つまり、妻は夫の所有地に入ってきて、夫の本来の責任を代わって果たしていたのです。本来夫の責任ですから、妻が夫にガミガミ言ったとしても、夫を変えることは非常にむずかしいのです。人は相手を変えることはできません。でも自分の態度は変えることができます。もちろん、ここで私は彼女にバウンドリーの話をしたわけではなく、私がしたのは、これは夫の責任だから、妻はその中に入ってはいけませんということです。「これはご主人にまかせなければならないのです」と言ったのです。バウンドリーを越えてするのではなくて、まずそこでストップしなさいと言ったのです。ここは夫の責任範囲だから、やるかやらないかは夫にまかせなさい、ほっておきなさいという意味です。
そうすると夫はどうなるか。夫は自分の責任であることは潜在意識としてはわかっています。
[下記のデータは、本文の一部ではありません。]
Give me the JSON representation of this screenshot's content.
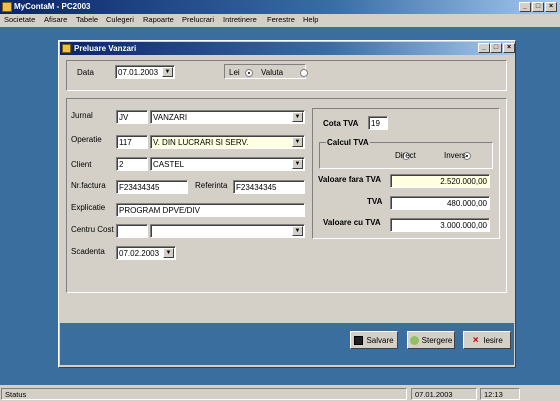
{
  "app": {
    "title": "MyContaM - PC2003",
    "min": "_",
    "max": "□",
    "close": "×"
  },
  "menu": [
    "Societate",
    "Afisare",
    "Tabele",
    "Culegeri",
    "Rapoarte",
    "Prelucrari",
    "Intretinere",
    "Ferestre",
    "Help"
  ],
  "dialog": {
    "title": "Preluare Vanzari",
    "min": "_",
    "max": "□",
    "close": "×",
    "data_label": "Data",
    "data_value": "07.01.2003",
    "lei_label": "Lei",
    "valuta_label": "Valuta",
    "currency_selected": "Lei",
    "jurnal_label": "Jurnal",
    "jurnal_code": "JV",
    "jurnal_name": "VANZARI",
    "operatie_label": "Operatie",
    "operatie_code": "117",
    "operatie_name": "V. DIN LUCRARI SI SERV.",
    "client_label": "Client",
    "client_code": "2",
    "client_name": "CASTEL",
    "nrfactura_label": "Nr.factura",
    "nrfactura_value": "F23434345",
    "referinta_label": "Referinta",
    "referinta_value": "F23434345",
    "explicatie_label": "Explicatie",
    "explicatie_value": "PROGRAM DPVE/DIV",
    "centrucost_label": "Centru Cost",
    "centrucost_code": "",
    "centrucost_name": "",
    "scadenta_label": "Scadenta",
    "scadenta_value": "07.02.2003",
    "cota_tva_label": "Cota TVA",
    "cota_tva_value": "19",
    "calcul_tva_label": "Calcul TVA",
    "direct_label": "Direct",
    "invers_label": "Invers",
    "calcul_selected": "Invers",
    "val_fara_tva_label": "Valoare fara TVA",
    "val_fara_tva_value": "2.520.000,00",
    "tva_label": "TVA",
    "tva_value": "480.000,00",
    "val_cu_tva_label": "Valoare cu TVA",
    "val_cu_tva_value": "3.000.000,00",
    "buttons": {
      "salvare": "Salvare",
      "stergere": "Stergere",
      "iesire": "Iesire"
    }
  },
  "status": {
    "label": "Status",
    "date": "07.01.2003",
    "time": "12:13"
  }
}
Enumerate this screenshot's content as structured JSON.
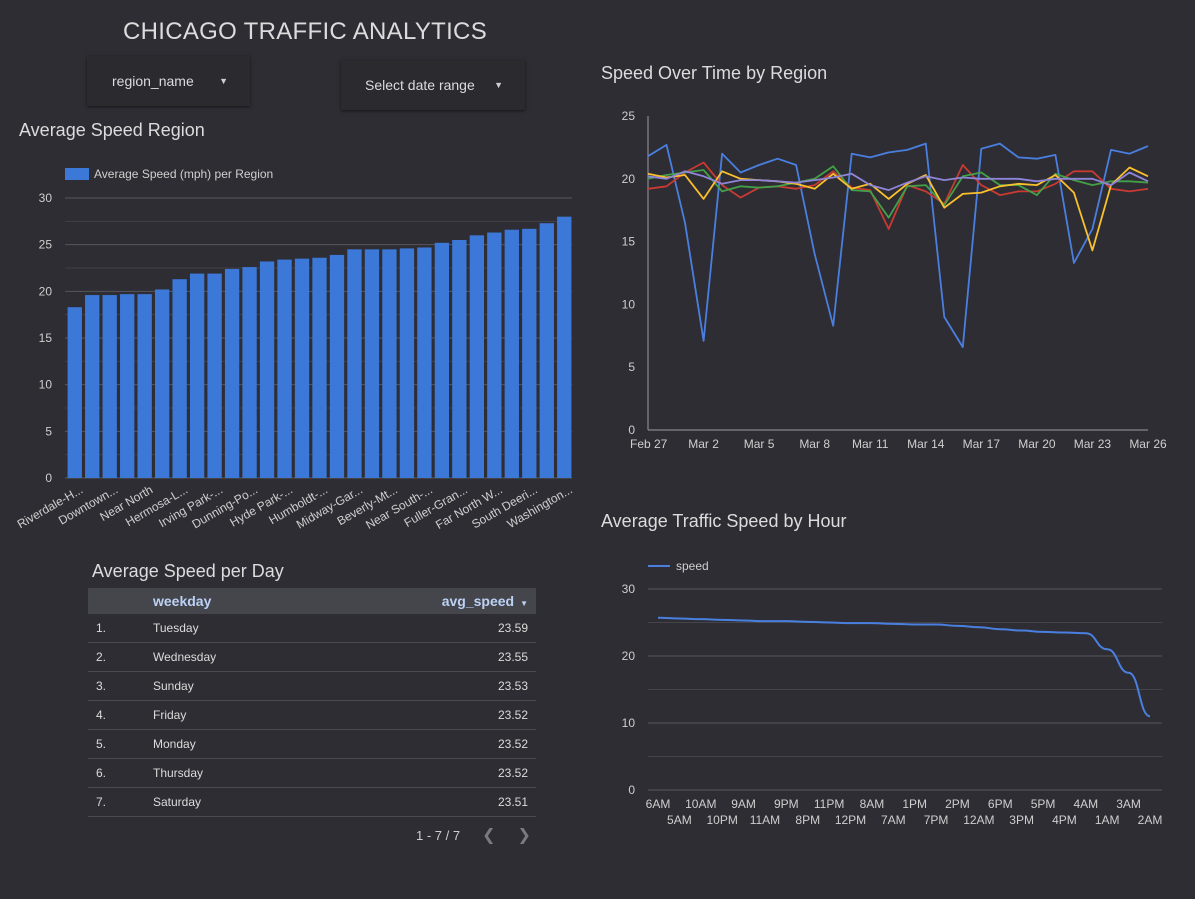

妻は夫の領域に入ってはなりません。でも、決して夫に冷たい態度をとってはならないと言いました。そのような態度をとればとるほど、「そこ(相手の敷地内)に関心がありますよ」ということを言っているようなものです。ここが大切です。多くの人たちは、他人の家のことが気になってしょうがなく、それに手出しをしなくとも、態度に出てしまうのです。このような態度は、「これはいつかやってくれるな」という予告になるのです。つとめて明るくすることもありませんが、普通に接していればいいわけです。鉄則は、絶対に相手のことを気にしてはならないということです。よその家のごみですから。そう思ったら、あまり気にならなくなるのではないでしょうか。つまり、人間関係の問題にバウンドリーの概念を取り入れると問題の所在が逆になってしまうのです。
夫が問題だと考えていたことも、実は自分に問題があるという観点から対応すると、これらの夫婦間の問題を見直すことができるようになります。